Tommaso is a 2016 Italian comedy-drama film written by, directed by and starring Kim Rossi Stuart. It was screened out of competition at the 73rd edition of the Venice Film Festival.

== Plot ==
After a lengthy relationship, Tommaso manages to get away from Chiara, his companion. Now waiting for him - he thinks - is endless freedom and countless adventures. He is a young, handsome, kind and romantic actor, but he perpetually swings between elan and resistance and soon realizes he is only free to repeat the same script: in short, he is a "ticking bomb" on the road of the women he meets. His relationships always end in the same painful way, between unspeakable thoughts and paralyzing fears. This repetition compulsion is one day finally interrupted and within him it generates an absolute void.
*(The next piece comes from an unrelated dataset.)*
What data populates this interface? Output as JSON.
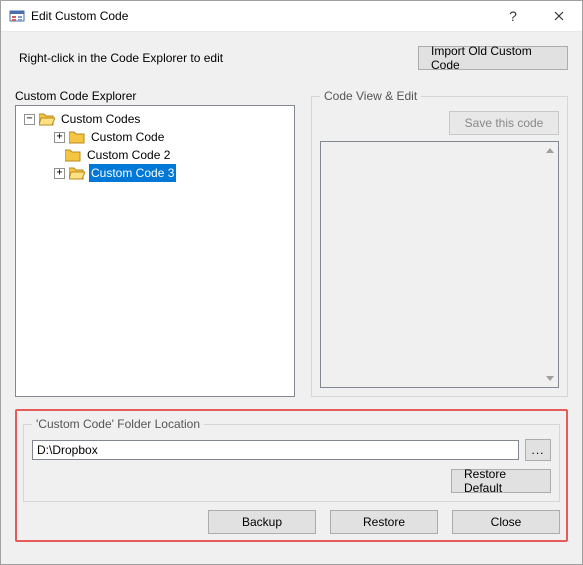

Tommaso is now alone and has no more escape: he has to confront that moment of his past when everything stopped.

== Cast ==
- Kim Rossi Stuart as Tommaso
- Cristiana Capotondi as Federica
- Camilla Diana as Sonia
- Jasmine Trinca as Chiara
- Dagmar Lassander as Stefania
- Serra Yilmaz as Alberta
- Edoardo Pesce as Gianni
- Renato Scarpa as Mario
- Melissa Bartolini as Marcella
- Alessandro Genovesi as Genovesi

==Reception==

Tommaso grossed $350,367 at the box office.